Assistant Minister of Foreign Affairs, Party Committee Member
- Incumbent
- Assumed office May 2024

Personal details
- Born: April 1968 (age 58) Penglai, Shandong, China
- Party: Chinese Communist Party
- Alma mater: Jilin University of Technology Beijing Jiaotong University

= Zhao Zhiyuan =

Chinese politician

Zhao Zhiyuan (赵志远, born April 1968) is a Chinese diplomat and senior official. He is currently serving as Party Committee Member and Assistant Minister of the Ministry of Foreign Affairs.

== Biography ==
Born in Penglai, Shandong, Zhao graduated in 1990 from Jilin University of Technology in industrial management engineering and later earned a PhD in management at Beijing Jiaotong University.

He began his career in Weihai's municipal institutions before moving to Weihai International Trust Investment Co., where he served as Assistant Manager and led its U.S. office.
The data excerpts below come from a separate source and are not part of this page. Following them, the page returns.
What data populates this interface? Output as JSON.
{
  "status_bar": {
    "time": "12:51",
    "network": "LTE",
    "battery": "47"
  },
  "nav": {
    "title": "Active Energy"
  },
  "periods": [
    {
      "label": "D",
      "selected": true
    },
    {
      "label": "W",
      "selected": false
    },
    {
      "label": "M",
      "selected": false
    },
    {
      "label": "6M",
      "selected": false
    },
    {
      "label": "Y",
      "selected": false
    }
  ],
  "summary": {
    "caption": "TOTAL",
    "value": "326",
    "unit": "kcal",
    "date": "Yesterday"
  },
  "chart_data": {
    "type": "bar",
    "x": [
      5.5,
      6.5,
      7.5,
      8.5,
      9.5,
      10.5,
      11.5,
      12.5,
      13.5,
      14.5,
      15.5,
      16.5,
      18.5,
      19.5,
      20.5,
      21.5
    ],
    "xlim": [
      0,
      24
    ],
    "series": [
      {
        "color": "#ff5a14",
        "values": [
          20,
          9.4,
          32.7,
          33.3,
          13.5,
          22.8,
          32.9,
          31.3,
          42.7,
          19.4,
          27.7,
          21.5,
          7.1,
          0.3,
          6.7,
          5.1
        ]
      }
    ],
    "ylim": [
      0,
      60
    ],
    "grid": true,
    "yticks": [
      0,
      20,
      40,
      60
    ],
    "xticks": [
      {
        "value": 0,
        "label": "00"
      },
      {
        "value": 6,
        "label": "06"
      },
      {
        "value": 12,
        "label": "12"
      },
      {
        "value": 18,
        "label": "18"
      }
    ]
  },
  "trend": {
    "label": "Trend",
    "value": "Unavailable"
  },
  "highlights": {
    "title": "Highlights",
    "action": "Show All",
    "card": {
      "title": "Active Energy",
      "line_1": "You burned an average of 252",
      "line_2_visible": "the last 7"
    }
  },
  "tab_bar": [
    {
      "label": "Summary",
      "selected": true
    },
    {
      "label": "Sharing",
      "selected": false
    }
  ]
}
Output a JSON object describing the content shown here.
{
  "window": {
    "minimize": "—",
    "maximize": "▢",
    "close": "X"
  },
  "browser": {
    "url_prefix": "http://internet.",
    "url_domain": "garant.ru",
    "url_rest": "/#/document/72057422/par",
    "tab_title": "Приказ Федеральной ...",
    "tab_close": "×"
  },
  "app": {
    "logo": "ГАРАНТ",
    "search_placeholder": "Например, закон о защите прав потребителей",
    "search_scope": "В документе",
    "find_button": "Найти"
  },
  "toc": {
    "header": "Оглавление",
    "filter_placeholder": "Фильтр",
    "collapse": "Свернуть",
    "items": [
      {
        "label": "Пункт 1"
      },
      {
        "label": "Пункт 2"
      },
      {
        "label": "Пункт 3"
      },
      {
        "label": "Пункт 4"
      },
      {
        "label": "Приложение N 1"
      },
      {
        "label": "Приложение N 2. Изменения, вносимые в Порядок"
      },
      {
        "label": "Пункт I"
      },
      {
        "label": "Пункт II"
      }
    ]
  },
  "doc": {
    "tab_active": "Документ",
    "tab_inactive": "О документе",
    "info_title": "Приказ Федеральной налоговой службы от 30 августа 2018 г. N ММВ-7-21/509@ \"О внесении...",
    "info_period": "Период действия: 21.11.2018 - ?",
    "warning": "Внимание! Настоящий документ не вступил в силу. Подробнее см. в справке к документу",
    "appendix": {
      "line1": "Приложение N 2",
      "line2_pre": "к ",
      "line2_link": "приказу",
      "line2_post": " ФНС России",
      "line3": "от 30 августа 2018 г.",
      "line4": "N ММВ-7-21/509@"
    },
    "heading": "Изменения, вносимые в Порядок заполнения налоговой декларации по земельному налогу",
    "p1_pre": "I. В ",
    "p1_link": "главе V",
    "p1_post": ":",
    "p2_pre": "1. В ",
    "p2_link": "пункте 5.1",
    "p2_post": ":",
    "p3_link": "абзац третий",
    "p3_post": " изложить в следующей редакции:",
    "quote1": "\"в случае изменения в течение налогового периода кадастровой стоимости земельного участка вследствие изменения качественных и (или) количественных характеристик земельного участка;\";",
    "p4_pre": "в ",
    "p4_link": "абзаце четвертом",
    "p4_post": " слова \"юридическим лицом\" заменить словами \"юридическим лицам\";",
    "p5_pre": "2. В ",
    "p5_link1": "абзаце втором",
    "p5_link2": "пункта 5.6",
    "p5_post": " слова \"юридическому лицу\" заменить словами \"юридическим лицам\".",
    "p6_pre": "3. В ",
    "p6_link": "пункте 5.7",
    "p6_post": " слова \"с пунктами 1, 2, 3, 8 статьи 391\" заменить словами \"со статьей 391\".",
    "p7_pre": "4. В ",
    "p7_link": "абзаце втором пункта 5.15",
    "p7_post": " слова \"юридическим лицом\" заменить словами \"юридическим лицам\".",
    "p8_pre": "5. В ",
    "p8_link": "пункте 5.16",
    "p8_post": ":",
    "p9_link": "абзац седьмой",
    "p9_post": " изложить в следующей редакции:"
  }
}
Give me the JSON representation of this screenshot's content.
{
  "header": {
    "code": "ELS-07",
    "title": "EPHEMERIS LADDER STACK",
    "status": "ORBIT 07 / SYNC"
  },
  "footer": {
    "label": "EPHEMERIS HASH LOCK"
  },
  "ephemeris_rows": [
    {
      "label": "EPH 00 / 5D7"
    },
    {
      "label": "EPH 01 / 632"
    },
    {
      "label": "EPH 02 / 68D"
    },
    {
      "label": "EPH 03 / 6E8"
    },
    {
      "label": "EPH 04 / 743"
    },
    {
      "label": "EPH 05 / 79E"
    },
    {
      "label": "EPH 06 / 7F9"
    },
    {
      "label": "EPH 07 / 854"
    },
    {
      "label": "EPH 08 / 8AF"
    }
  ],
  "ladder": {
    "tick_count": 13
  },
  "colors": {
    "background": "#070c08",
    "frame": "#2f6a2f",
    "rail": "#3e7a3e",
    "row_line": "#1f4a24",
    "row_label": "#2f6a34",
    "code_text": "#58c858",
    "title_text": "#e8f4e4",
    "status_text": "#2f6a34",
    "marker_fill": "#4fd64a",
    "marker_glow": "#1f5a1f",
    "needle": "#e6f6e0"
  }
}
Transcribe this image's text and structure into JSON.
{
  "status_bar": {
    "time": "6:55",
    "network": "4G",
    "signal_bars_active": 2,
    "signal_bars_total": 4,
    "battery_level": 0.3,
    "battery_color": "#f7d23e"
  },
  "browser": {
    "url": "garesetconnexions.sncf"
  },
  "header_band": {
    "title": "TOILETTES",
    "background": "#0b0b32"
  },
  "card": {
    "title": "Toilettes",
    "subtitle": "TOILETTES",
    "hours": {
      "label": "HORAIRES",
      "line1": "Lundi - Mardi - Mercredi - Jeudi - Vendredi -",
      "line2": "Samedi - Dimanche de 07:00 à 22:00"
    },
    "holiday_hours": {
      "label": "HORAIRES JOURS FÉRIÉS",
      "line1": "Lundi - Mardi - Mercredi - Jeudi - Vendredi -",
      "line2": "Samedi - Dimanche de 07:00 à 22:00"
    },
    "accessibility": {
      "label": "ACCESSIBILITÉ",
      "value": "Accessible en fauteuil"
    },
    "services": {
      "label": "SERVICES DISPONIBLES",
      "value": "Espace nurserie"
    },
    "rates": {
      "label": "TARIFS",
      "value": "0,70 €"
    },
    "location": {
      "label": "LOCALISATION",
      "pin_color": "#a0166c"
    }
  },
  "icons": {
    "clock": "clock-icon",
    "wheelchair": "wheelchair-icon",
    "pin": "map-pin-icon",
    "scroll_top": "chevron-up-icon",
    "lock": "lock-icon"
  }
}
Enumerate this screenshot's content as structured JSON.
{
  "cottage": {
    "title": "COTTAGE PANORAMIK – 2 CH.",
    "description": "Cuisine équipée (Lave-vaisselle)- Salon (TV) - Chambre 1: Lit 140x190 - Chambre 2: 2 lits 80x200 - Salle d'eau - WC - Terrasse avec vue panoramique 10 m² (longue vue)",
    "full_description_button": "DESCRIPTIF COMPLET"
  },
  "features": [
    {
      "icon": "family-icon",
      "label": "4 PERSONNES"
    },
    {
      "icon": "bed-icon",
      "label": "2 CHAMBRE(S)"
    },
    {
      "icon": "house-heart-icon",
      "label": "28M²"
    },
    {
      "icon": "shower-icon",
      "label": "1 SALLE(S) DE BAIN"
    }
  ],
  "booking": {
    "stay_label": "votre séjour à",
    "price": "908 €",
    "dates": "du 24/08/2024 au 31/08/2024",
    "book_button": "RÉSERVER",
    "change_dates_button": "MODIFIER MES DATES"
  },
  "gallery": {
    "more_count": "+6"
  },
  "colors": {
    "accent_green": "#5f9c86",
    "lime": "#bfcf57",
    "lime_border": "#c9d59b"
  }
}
Subsequently, he returned to politics in Shandong, holding key leadership roles in Gaomi and Weifang, before becoming Acting Mayor and then Mayor of Dongying.

From 2020 to 2024, Zhao served as China's Ambassador to Ethiopia, where he strengthened China–Africa relations through regional visits and security cooperation.

In May 2024, he returned to Beijing and was appointed Assistant Minister of Foreign Affairs.